JAKARTA, iNews.id – Belasan warga adat Maba Sangaji, Kabupaten Halmahera Timur, Maluku Utara harus meringkuk di penjara setelah dinyatakan bersalah karena menghalangi aktivitas pertambangan nikel. Vonis penjara itu diputusan majelis hakim Pengadilan Negeri Soasio, Tidore Kepulauan.
Wakil Ketua Komisi XIII DPR, Andreas Hugo Pareira mengaku prihatin atas vonis penjara terhadap 11 warga. Andreas menilai kasus ini mencerminkan ketegangan serius antara kepentingan ekonomi, perlindungan hak asasi manusia (HAM), dan ketimpangan regulasi dalam tata kelola sumber daya alam di Indonesia.
"Dalam perspektif reformasi regulasi dan hak asasi manusia, kami menilai bahwa peraturan dan praktik hukum yang ada masih belum sepenuhnya mampu memberikan jaminan perlindungan bagi masyarakat adat dan pejuang lingkungan," kata Andreas, Kamis (23/10/2025).
Menurutnya, putusan pengadilan yang menolak mengakui warga Maba Sangaji sebagai pembela hak atas lingkungan hidup memperlihatkan adanya celah besar dalam harmonisasi hukum antara Undang-Undang Perlindungan dan Pengelolaan Lingkungan Hidup (UUPPLH) dan Undang-Undang Pertambangan Mineral dan Batubara (UU Minerba).
“Tentunya ini sangat disayangkan. Vonis hukum bagi warga yang mempertahankan tanah adat mereka sendiri menunjukkan gagalnya sistem peradilan dalam membela hak-hak masyarakat,” ujarnya.
Andreas menegaskan, hak masyarakat untuk memperjuangkan lingkungan hidup yang sehat merupakan bagian integral dari hak asasi manusia yang dijamin oleh Konstitusi dan Deklarasi Universal HAM.

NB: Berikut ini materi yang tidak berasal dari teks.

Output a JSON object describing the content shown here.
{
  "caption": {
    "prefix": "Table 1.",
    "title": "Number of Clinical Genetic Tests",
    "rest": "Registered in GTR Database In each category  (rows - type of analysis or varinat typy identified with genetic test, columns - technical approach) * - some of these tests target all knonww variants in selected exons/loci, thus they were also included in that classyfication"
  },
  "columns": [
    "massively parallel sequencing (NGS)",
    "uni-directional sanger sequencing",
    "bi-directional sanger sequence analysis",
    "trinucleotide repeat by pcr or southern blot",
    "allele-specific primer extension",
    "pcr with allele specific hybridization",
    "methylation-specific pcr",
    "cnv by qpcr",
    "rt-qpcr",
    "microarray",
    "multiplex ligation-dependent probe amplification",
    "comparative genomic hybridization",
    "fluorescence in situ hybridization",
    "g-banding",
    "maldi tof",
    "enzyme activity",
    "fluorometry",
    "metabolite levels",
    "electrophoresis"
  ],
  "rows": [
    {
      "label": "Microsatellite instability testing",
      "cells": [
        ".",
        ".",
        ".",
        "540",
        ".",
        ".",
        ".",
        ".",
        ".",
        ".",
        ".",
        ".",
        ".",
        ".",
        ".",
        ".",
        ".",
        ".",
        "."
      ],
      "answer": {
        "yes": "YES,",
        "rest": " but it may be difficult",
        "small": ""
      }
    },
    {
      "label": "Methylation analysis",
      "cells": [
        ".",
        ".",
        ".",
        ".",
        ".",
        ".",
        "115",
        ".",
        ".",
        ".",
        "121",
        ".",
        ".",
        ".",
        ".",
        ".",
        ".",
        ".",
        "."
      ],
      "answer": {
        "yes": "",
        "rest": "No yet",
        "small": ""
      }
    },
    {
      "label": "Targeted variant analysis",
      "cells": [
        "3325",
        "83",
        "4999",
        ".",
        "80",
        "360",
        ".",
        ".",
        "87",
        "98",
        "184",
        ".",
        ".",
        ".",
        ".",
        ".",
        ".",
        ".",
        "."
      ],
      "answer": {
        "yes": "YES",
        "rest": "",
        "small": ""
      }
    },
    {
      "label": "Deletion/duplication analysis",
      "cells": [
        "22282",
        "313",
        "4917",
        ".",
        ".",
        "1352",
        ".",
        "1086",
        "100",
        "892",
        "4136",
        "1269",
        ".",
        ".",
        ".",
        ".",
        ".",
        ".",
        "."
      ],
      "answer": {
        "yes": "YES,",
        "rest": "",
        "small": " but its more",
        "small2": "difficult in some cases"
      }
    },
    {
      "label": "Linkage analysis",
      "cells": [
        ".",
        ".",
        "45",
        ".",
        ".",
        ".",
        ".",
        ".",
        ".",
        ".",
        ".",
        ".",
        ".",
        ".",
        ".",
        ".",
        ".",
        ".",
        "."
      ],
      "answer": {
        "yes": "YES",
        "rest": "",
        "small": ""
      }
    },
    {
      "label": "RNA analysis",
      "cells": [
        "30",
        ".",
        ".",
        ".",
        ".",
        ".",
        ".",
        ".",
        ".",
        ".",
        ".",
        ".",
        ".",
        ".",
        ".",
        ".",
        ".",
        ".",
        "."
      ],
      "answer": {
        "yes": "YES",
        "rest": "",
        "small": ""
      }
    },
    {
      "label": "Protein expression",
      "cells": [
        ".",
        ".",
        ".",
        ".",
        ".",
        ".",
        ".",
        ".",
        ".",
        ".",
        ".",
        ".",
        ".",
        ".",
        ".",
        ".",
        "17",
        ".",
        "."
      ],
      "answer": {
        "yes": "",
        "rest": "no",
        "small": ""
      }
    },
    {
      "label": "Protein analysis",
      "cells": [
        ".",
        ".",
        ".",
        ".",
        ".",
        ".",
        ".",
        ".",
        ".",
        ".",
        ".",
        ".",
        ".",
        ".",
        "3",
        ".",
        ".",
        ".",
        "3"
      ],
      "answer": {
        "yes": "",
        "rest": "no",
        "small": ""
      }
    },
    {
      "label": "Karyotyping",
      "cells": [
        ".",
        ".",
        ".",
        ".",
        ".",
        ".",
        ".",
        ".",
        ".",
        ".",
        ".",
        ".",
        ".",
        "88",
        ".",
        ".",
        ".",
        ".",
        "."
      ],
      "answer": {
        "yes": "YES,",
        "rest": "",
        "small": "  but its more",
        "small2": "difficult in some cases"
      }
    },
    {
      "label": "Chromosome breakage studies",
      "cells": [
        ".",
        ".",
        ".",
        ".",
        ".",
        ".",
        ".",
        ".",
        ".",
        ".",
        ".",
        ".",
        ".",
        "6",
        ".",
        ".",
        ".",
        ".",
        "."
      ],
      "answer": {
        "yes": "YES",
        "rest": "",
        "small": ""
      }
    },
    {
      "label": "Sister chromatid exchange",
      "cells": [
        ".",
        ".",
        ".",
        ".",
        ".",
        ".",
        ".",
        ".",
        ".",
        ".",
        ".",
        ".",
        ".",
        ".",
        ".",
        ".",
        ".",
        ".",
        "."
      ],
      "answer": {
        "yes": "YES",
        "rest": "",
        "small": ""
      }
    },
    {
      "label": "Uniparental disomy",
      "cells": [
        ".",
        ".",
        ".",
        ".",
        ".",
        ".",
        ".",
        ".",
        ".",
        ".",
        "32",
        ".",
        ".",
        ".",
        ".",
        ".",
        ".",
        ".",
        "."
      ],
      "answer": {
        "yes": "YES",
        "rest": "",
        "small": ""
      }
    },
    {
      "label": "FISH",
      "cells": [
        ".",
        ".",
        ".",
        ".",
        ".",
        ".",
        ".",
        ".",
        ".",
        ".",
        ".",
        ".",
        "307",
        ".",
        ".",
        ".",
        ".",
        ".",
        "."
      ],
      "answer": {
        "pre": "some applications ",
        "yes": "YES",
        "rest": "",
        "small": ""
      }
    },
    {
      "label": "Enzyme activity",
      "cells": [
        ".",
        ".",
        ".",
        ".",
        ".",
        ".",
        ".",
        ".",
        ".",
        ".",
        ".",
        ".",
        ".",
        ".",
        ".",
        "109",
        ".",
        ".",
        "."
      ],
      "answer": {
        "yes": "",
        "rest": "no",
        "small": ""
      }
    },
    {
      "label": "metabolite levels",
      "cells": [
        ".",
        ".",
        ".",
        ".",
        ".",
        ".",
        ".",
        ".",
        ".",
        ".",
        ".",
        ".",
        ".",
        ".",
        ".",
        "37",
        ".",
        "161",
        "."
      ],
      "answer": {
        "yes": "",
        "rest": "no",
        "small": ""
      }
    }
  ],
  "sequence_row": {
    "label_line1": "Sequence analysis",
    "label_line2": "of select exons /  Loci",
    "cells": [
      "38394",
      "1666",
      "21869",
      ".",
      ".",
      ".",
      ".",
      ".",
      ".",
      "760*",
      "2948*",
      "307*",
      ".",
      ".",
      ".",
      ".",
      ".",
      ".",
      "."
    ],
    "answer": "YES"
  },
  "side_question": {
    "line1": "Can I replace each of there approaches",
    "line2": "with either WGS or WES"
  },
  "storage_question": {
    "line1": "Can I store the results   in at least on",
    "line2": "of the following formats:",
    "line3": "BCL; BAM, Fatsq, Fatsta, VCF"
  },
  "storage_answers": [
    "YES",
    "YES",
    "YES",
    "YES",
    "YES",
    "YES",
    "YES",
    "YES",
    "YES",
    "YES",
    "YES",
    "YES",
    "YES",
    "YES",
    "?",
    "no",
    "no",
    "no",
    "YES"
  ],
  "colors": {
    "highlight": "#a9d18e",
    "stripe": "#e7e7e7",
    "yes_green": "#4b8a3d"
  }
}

“Setiap tindakan warga dalam mempertahankan ruang hidupnya tidak seharusnya dikriminalisasi. Negara wajib memastikan bahwa hukum tidak digunakan untuk membungkam partisipasi masyarakat, terutama kelompok adat yang rentan terhadap tekanan struktural dan korporasi," katanya.
Bukti Regulasi Lemah
Kendati demikian, Andreas memandang, kasus Maba Sangaji merupakan cermin lemahnya tata kelola regulasi yang tumpang tindih, tidak berpihak, dan gagal memberikan ruang keadilan bagi masyarakat lokal. Sebab, kata dia, regulasi pertambangan memberikan perlindungan kuat bagi investasi. "Di sisi lain, regulasi lingkungan dan hak masyarakat adat masih bersifat deklaratif tanpa mekanisme perlindungan yang efektif," ucapnya.